Capacity is 23,500 and virtually the whole ground has been rebuilt during the last 25 years, so it's a fairly state of the art cricket ground these days with great corporate and members' facilities.
I saw the last Aussie Rules match there in October 2006 between Geelong and Port Adelaide and enjoyed it - I think it pulled around 15,000. (I'm not sure why it hasn't happened again since then, but don't think it's down to SCCC not wanting it.)
There's a football match due to be played there in early November this year between Royal Engineers and The Wanderers; the two clubs that contested the first ever FA Cup Final on the same ground in 1872.
The Oval probably has the best public transport links of any major sports ground in England.
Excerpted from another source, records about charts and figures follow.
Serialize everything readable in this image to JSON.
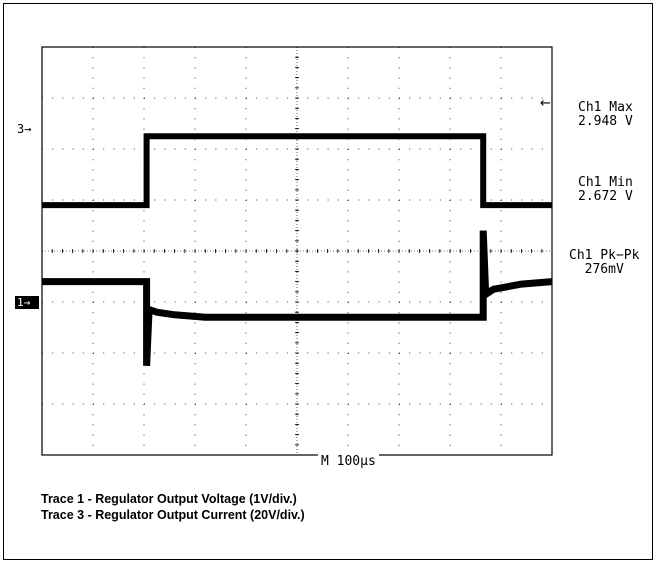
{
  "chart_data": {
    "type": "line",
    "timebase_label": "M  100µs",
    "grid": true,
    "x_divisions": 10,
    "y_divisions": 8,
    "ch3_marker": "3→",
    "ch1_marker": "1→",
    "series": [
      {
        "name": "Trace 3",
        "x": [
          0,
          2.05,
          2.05,
          8.65,
          8.65,
          10
        ],
        "y": [
          4.9,
          4.9,
          6.25,
          6.25,
          4.9,
          4.9
        ],
        "color": "#000000"
      },
      {
        "name": "Trace 1",
        "x": [
          0,
          2.05,
          2.05,
          2.1,
          2.25,
          2.6,
          3.2,
          8.65,
          8.65,
          8.7,
          8.85,
          9.4,
          10
        ],
        "y": [
          3.4,
          3.4,
          1.75,
          2.85,
          2.8,
          2.75,
          2.7,
          2.7,
          4.4,
          3.15,
          3.25,
          3.35,
          3.4
        ],
        "color": "#000000"
      }
    ]
  },
  "readouts": [
    {
      "label": "Ch1 Max",
      "value": "2.948 V"
    },
    {
      "label": "Ch1 Min",
      "value": "2.672 V"
    },
    {
      "label": "Ch1 Pk−Pk",
      "value": "276mV"
    }
  ],
  "max_arrow": "←",
  "captions": [
    "Trace 1 - Regulator Output Voltage (1V/div.)",
    "Trace 3 - Regulator Output Current (20V/div.)"
  ]
}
Only a couple of miles from the centre of the capital, it's got its own tube station with direct links to London Bridge, Waterloo, Euston and King's Cross, while Vauxhall tube/train station is only five minutes walk away, and there are various bus routes going in all directions.
Not sure I'd really want to watch RL in a cricket ground though. You'd be a long way from the action on at least some sides, depending exactly where the pitch was marked out. The Aussie Rules used the whole of the field and was marked out diagonally to the line of the cricket stumps.